It might be easier to (1) calculate both the start offset and the end offset, then (2) truncate the start offset to the cache-line size, (3) round the end offset to the cache-line size, (4) calculate the size argument by subtracting the start from the end offset.
Regarding (2), when calculating the end offset via surface.w()*rect.y2()
- rect.x2(), it will refer to the pixel at the lower-right corner of the
dirty rectangle. You have to add 1 to this offset value, so that the subsequent subtraction yields the number of covered pixels, not the difference. E.g., think of a rectangle of only one pixel where p1 == p2. Here we want to flush the cache line around this pixel. The difference between the start and end offsets would be zero. But the number of covered pixels is one.
I have tried with 16,32 and 64. Same result. Movement y wise makes traces with mouse and bigger artifacts for windows.

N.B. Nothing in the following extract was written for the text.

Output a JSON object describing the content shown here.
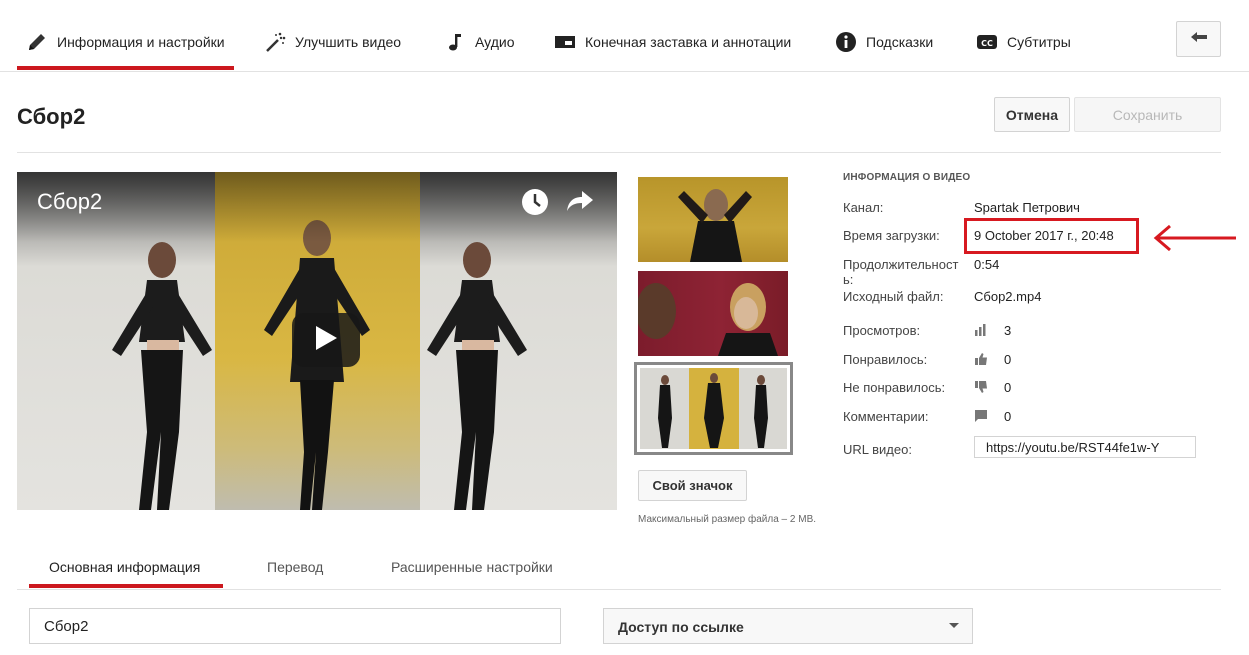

These sorts of things are really my weak spot.
int a=0; int r=0; a=64; Genode::addr_t invalid = (rect.x1()+(rect.y1()*(size.w())))*sizeof(Pixel); log("unaligned invalid: ",invalid);
invalid = invalid&~63;
Genode::addr_t endoffset = (1+(size.w()*rect.y2())+ rect.x2())*sizeof(Pixel); log("endoffset: ",endoffset);
r = endoffset%a; endoffset = r? endoffset + (a - r) : endoffset; log("invalid: ",invalid); log("invalidz: ",endoffset);
Genode::addr_t xxx = (Genode::addr_t)surface.addr();
cache_clean_invalidate_data(xxx+invalid,endoffset-invalid);